To illustrate that a little bit, lets have a look at some Fortran-contiguous data

x = np.asfortranarray(np.arange(12).reshape(3, 4))
x.flags.f_contiguous
# True

x
# array([[ 0,  1,  2,  3],
#        [ 4,  5,  6,  7],
#        [ 8,  9, 10, 11]])

Internally, that 2D array is of course saved linearly, and the C-/Fortran-contigouity dictates whether lines or columns come first:

x.flatten('A')
# array([ 0,  4,  8,  1,  5,  9,  2,  6, 10,  3,  7, 11])

np.asfortranarray(x).flatten('A')
# array([ 0,  4,  8,  1,  5,  9,  2,  6, 10,  3,  7, 11])

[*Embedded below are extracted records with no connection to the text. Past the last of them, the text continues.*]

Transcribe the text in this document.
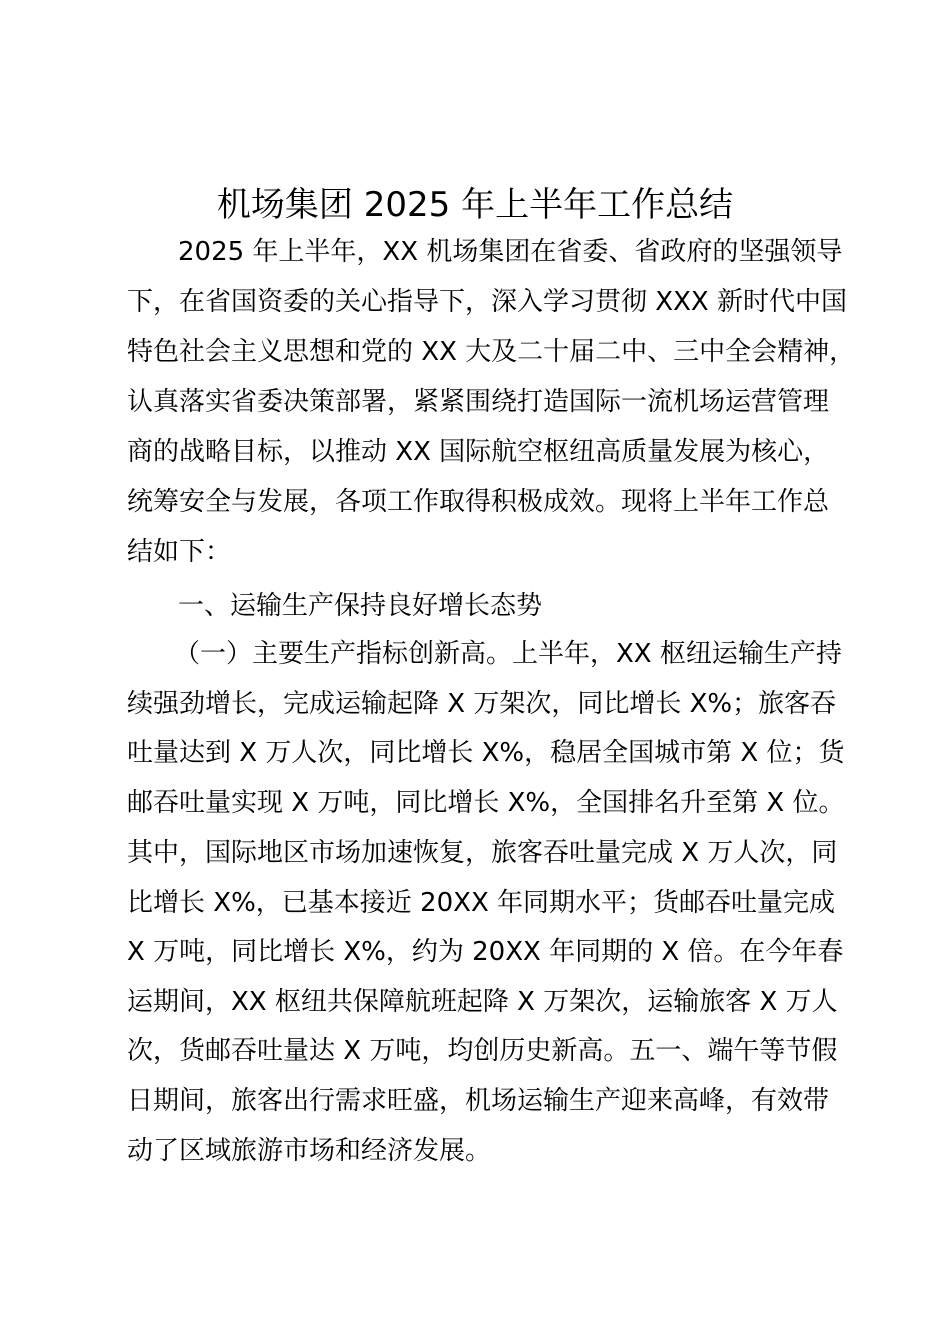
机场集团 2025 年上半年工作总结
2025 年上半年，XX 机场集团在省委、省政府的坚强领导
下，在省国资委的关心指导下，深入学习贯彻 XXX 新时代中国
特色社会主义思想和党的 XX 大及二十届二中、三中全会精神，
认真落实省委决策部署，紧紧围绕打造国际一流机场运营管理
商的战略目标，以推动 XX 国际航空枢纽高质量发展为核心，
统筹安全与发展，各项工作取得积极成效。现将上半年工作总
结如下：
一、运输生产保持良好增长态势
（一）主要生产指标创新高。上半年，XX 枢纽运输生产持
续强劲增长，完成运输起降 X 万架次，同比增长 X%；旅客吞
吐量达到 X 万人次，同比增长 X%，稳居全国城市第 X 位；货
邮吞吐量实现 X 万吨，同比增长 X%，全国排名升至第 X 位。
其中，国际地区市场加速恢复，旅客吞吐量完成 X 万人次，同
比增长 X%，已基本接近 20XX 年同期水平；货邮吞吐量完成
X 万吨，同比增长 X%，约为 20XX 年同期的 X 倍。在今年春
运期间，XX 枢纽共保障航班起降 X 万架次，运输旅客 X 万人
次，货邮吞吐量达 X 万吨，均创历史新高。五一、端午等节假
日期间，旅客出行需求旺盛，机场运输生产迎来高峰，有效带
动了区域旅游市场和经济发展。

np.ascontiguousarray(x).flatten('A')
# array([ 0,  1,  2,  3,  4,  5,  6,  7,  8,  9, 10, 11])

Fortran-memory layout is column-first, i.e. columns stay together in memory. C-memory is row-first, i.e. rows stay together in memory.

What can be really confusing is the fact that views in that array can be contiguous, or not:

x.flags.f_contiguous, x[0].flags.f_contiguous
# (True, False)

x is obviously contiguous, but x[0] is not. That is because [0, 1, 2, 3] are not next to each other in memory.

What you tried to do

a = x.copy('A')

a.flags.f_contiguous, a[0].flags.f_contiguous
# (True, False)

a[0] = np.asfortranarray(a[0])
a[1] = np.asfortranarray(a[1])

a.flags.f_contiguous, a[0].flags.f_contiguous
# (True, False)

will not work, because changing the layout of a single line makes no sense.

Now here comes the confusing part: If you have a Fortran-contiguous array and you want the first line to be Fortran-contiguous, you can't change the array to be Fortran-contiguous:

a = x.copy('A')

a = np.asfortranarray(a)
a.flags.f_contiguous, a[0].flags.f_contiguous
# (True, False)

because columns are contiguous, but not rows.

If instead you change the array to be C-contigous

a = x.copy('A')

a = np.ascontiguousarray(a)
a.flags.f_contiguous, a[0].flags.f_contiguous
# (False, True)

which means rows are now contiguous.

Another solution is to simply take a copy of the data

a = x.copy('A')

a[0].copy().flags.f_contiguous
# True

as taking a copy will write the data into a new, linear, and contiguous array.

So the final solution?

a, sr = librosa.load("mywave.wav")
stft_L = librosa.stft(a[0].copy())

But librosa also removed the need for contiguity recently, so this problem should slowly disappear in the future.